I was looking at the February 2007 issue of Walleye Insider, and Greenup Dam was listed as a Walleye hot spot. Wasn't sure if any previous posts were made on Greenup Dam, but just wanted to get some input from some of you who might be familiar with the area!!!!!!Thx!!!


----------



## C J Hughes (Jan 24, 2006)

I think they were talking about Meldahl from the location on the map that they show and where they decribe the location it has to be Meldahl . I know they said Greenup but everything they reported location and such is Meldahl .


----------



## BiteMyLine (Sep 7, 2006)

I fished greenup last year 3-5 days a week and did very well most of the time. Landed a 8# walleye ther with numerous between 3-6#. I'd say the issue is correct. It can be easy to take home a good stringer if that is what your after. As for the location being wrong in the issue I couldn't say, I did not read it.


----------



## C J Hughes (Jan 24, 2006)

As far as Greenup being a hotspot yes I agree . I would rather fish it than Meldahl . Just something about Cinn. dumping all their stuff in the river . Any of the locks are good this time of year .
I have caught more walleye out of the river in the past 5 years than ever before how about you ?


----------



## Daveo76 (Apr 14, 2004)

Plenty were caught this past fall and winter so far. Last time someone wrote an article, they said it was the "Meldahl Pool" . That would be from Meldahl all the way back to Greenup Dam. I haven't seen the article but I suspect that's what they meant. As for the walleyes it was very good. We tried a different bait this fall and it worked. A 3" Charlie Brewer Bass Slider Grub in Pearl color. As for the catching them in the "Pool" I've caught Walleyes and Saugers from the dam all the way to Shawnee Marina. I don't fish any farther than that. In fact, they can be caught up the Scioto River too.
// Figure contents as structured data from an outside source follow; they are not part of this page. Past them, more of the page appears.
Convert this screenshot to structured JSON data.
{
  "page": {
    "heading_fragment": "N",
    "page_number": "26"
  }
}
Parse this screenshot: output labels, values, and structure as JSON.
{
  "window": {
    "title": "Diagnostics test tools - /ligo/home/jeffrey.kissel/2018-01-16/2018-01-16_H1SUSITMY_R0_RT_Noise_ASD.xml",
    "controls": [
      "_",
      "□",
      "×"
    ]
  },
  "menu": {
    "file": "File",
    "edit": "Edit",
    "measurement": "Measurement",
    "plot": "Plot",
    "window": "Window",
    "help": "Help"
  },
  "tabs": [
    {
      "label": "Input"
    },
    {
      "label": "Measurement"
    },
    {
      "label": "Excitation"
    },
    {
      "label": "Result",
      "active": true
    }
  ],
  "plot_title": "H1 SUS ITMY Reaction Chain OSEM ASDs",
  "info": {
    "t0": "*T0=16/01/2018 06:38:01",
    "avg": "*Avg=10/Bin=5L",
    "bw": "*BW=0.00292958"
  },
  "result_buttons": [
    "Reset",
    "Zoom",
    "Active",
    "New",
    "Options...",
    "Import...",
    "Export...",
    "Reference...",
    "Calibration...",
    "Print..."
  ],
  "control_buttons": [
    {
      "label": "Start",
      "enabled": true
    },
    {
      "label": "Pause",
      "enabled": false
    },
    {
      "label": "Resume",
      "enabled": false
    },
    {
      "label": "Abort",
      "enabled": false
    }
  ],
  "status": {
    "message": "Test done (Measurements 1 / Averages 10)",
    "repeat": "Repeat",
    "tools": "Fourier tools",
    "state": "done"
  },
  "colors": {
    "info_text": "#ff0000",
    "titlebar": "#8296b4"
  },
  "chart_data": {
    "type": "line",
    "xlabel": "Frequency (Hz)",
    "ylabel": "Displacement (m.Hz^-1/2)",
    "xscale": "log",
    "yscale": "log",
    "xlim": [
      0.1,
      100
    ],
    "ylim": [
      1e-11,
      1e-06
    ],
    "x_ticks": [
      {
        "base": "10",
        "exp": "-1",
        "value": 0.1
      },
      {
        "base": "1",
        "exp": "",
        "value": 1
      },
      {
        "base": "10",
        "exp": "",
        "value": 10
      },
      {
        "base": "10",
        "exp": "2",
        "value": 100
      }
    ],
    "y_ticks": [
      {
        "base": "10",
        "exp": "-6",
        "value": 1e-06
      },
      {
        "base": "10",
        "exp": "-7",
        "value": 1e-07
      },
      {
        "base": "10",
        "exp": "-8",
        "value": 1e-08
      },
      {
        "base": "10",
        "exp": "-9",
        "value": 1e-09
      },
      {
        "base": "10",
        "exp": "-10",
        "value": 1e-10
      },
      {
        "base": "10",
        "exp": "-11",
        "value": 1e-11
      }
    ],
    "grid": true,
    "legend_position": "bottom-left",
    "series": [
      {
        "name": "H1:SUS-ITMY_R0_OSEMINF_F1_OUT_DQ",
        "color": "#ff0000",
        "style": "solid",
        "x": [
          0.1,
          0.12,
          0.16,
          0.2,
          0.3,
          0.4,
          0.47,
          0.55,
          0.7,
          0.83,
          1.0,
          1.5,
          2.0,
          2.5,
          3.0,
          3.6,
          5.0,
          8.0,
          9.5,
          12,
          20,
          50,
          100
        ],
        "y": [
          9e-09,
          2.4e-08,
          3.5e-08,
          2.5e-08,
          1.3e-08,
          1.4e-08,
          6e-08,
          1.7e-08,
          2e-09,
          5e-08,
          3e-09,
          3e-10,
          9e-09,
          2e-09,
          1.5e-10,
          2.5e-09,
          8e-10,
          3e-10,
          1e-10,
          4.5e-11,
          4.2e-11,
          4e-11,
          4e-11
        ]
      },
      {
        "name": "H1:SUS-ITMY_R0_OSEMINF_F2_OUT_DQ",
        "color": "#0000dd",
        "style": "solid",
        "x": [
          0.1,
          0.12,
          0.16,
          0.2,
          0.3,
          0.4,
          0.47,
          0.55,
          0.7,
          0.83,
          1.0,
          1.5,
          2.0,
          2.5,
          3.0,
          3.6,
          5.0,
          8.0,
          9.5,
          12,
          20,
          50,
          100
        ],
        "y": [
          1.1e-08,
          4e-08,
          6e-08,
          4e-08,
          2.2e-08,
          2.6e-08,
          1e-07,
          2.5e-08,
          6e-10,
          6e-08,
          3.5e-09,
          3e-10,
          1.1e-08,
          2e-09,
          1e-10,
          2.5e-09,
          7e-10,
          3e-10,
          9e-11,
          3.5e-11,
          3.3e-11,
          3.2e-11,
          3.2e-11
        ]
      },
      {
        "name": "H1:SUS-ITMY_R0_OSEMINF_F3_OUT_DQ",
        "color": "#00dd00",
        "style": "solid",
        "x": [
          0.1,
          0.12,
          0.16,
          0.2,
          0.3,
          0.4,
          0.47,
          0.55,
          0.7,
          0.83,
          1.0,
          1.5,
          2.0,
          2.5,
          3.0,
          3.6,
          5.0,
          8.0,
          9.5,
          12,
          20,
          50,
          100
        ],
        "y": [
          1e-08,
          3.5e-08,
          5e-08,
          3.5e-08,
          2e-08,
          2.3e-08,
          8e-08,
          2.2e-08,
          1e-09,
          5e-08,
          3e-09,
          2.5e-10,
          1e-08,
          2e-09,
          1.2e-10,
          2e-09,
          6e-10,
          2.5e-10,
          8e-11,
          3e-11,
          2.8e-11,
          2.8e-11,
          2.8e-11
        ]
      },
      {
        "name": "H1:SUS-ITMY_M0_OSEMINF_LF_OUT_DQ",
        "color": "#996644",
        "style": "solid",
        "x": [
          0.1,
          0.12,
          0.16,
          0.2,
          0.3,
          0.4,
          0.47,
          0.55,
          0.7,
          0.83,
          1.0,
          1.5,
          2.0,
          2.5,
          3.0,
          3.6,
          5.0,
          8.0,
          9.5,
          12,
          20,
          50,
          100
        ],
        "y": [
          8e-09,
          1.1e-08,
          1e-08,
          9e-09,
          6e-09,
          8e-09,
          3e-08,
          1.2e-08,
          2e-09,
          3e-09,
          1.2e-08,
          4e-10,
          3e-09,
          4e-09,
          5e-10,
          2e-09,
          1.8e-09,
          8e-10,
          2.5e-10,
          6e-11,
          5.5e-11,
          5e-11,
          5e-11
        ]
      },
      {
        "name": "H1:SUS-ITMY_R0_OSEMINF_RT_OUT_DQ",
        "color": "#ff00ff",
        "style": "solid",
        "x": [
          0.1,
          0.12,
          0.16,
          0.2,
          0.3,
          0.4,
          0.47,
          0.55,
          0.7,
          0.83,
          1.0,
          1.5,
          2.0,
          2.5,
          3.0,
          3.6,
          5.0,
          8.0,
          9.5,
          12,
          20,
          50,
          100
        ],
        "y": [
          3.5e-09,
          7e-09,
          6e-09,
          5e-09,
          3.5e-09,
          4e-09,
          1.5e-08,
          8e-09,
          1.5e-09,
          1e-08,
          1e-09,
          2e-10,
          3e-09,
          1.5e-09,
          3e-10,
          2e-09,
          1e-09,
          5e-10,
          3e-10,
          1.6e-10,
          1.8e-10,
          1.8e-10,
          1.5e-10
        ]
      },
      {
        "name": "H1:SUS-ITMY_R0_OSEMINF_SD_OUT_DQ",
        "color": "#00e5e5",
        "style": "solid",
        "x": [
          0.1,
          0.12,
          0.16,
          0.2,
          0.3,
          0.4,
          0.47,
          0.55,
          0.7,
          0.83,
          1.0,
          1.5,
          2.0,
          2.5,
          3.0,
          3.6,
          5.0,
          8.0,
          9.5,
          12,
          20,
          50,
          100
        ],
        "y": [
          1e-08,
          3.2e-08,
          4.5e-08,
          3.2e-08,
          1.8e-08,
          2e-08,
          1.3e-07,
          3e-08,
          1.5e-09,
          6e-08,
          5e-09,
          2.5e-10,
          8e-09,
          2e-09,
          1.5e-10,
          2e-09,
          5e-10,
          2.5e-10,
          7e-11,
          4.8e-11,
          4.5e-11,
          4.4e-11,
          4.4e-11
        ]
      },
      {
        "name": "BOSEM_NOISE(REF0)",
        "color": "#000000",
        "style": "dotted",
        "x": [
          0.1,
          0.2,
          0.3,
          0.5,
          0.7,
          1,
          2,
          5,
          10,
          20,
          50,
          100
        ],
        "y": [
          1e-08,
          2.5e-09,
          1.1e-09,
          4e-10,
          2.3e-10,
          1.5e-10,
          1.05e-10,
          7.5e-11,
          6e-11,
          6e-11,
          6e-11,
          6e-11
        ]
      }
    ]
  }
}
Hope this helps.


----------



## C J Hughes (Jan 24, 2006)

Shawnee Marina is hard to beat on Halloween weekend for saugers .


----------



## crab (Apr 14, 2004)

where is shawnee marina?


----------



## Daveo76 (Apr 14, 2004)

It's about 10 miles west of Portsmouth in the Shawnee State Forest on State Route 52. A nice little getaway.


----------



## crab (Apr 14, 2004)

You can catch saugs there now?


----------